Food Studio B
Photos by Madoline Markham.
0512 Food Studio B
Sandwiches like the Cubano Monday special at Food Studio B in Chelsea are served on house-made bread with a salad of seasonal vegetables and your choice of house-made dressings.Sean Butler is carving meat amidst shelves of dried fruit, nuts and labels for his snack food lines when I walk into Food Studio B to interview him.
Butler speaks fast, rattling off the farmers he knows and how they fit into his vision for the new space. A man from Rora Farms in Coosa County walks in to deliver eggs. Butler points out his one and only shelf of dried goods. His focus is obvious: Make food from scratch and foster community.
“We want to sit down with our customers and get to know them,” said Butler, who has lived in Chelsea since 2006.
The café, located in the former Chelsea Café location behind the BP on Highway 280, had a soft opening in March and is now serving salads, sandwiches, soups and specials daily—as well as homemade desserts—on weekdays.
Lunch and breakfast are only the start of Butler’s vision for the storefront to be a market, bakery and café.
“We want to be a one stop shop for all things food,” he said.
The word all is not an understatement for his plans. There will be steaks and seafood, prepared meals, fresh frozen yogurt and ice cream made from local dairies’ milk and yogurt, cooking classes for kids and adults, and more. Their hours will extend, and Butler will start to work more with schools and churches in the area. The reclaimed pine wood walls of the interior will open up to an outdoor kitchen and picnic tables.
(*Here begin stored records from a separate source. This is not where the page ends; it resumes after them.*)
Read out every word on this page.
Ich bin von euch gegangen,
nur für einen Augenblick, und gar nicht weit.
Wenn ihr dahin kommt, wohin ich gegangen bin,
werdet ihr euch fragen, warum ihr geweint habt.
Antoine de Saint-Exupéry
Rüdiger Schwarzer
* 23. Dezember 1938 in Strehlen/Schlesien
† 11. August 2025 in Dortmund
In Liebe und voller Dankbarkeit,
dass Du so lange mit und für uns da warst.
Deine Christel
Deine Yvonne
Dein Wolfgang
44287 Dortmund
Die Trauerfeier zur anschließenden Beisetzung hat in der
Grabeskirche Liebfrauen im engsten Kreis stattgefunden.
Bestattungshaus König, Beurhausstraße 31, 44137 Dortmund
A Friday Night Supper Club started in April with a four to five course meal each week ($55). The menu is released online on a Sunday, and reservations close on Wednesday. The events for 36-40 people allow guests to bring their own beer or wine and center on fostering community and conversation. Part of the profits will be shared with a specific nonprofit, the first of which was the American Stroke Association, an organization close to Butler’s heart.
It was Butler’s father’s heart attack a decade ago that inspired Butler to first change his diet from the classical European culinary styles in which he was trained. He traveled on weekends to learn flavor profiles and spent weekdays recreating the flavor of fatty meats with ingredients that kept it healthy. He learned to make macaroni and cheese and squash casserole healthier, and taste good, while feeding 3500 people each day at Blue Cross Blue Shield as their chef.
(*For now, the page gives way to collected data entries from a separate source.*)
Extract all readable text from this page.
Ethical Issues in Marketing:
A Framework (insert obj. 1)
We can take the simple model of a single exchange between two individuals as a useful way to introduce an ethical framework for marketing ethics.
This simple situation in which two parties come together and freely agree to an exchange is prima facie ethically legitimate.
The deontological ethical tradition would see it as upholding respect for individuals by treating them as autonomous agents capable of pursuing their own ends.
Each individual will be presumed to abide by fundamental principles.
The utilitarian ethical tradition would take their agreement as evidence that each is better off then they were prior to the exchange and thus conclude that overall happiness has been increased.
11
In 2008 Butler left Blue Cross to open Food Studio B, named for his son Braden, now a kindergartener at Chelsea Park Elementary, in a retail space in Greystone.
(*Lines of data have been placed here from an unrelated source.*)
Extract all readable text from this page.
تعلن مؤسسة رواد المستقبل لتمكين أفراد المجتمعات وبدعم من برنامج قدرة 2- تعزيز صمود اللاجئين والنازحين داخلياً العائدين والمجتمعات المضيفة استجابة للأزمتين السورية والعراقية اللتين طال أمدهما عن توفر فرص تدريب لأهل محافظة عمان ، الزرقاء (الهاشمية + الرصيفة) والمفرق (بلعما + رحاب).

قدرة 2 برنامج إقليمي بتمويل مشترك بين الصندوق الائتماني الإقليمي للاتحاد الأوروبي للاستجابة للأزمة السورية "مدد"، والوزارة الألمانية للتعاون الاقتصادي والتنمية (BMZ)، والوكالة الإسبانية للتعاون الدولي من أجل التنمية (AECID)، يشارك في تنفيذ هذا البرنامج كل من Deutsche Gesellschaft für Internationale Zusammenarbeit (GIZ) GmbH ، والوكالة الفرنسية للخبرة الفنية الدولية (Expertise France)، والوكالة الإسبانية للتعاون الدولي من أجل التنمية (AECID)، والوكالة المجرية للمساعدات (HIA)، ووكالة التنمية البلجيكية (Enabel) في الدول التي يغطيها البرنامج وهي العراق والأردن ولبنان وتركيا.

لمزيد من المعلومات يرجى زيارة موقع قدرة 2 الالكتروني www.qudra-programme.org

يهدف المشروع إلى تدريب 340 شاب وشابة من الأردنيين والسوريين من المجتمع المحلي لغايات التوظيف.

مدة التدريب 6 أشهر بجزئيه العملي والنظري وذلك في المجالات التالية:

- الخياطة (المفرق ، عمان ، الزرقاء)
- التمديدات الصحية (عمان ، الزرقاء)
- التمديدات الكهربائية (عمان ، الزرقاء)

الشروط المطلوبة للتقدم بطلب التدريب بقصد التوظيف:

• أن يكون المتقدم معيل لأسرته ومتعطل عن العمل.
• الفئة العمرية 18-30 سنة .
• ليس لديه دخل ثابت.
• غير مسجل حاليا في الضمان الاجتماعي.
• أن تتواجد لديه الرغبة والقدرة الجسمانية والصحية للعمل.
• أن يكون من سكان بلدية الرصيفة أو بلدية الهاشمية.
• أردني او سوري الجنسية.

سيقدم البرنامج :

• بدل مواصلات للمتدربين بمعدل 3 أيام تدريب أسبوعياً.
Around that time, Butler began to create fresh packaged meals for people on the Paleo Diet, which consists of meats, vegetables and seeds with no dairy and no grains; Food Studio B now delivers 800-1500 of these meals, some of which are packaged for IronTribe’s brands, throughout Birmingham each week. Butler himself follows an 85-95 percent Paleo Diet; he eats legumes but not dairy. Food Studio B also creates a snack line of granolas, protein bars, raw bars and trail mix named for Butler’s grandmother, Maria.
Butler believes that the Paleo Diet works and makes sense, but his café does serve freshly baked breads, cakes, cookies, and whoopee pies created by baker Ginny Bryant. They serve gluten-free baked goods as well.
Regular customers have already learned about their daily specials. On Monday they serve sandwiches like a Cubano and a Corquette Monsieur (ham and cheese). Tuesdays are for tacos; three to five varieties like a braised short rib and a tilapia and catfish are $2.59 each. Wednesday brings crispy, baked wings from Springer Mountain Farm in Georgia; flavors vary from pineapple jerk to a Cajun dry rub to “The Screamer” with sriracha, roasted jalapeños and chipotle peppers. On Fridays they will soon serve chicken and waffles, with the choice of a classic malted waffle or a multigrain waffle.
“We are just trying to be ourselves,” Butler said. “We listen to our customers and adapt what they want to our scratch-based style.”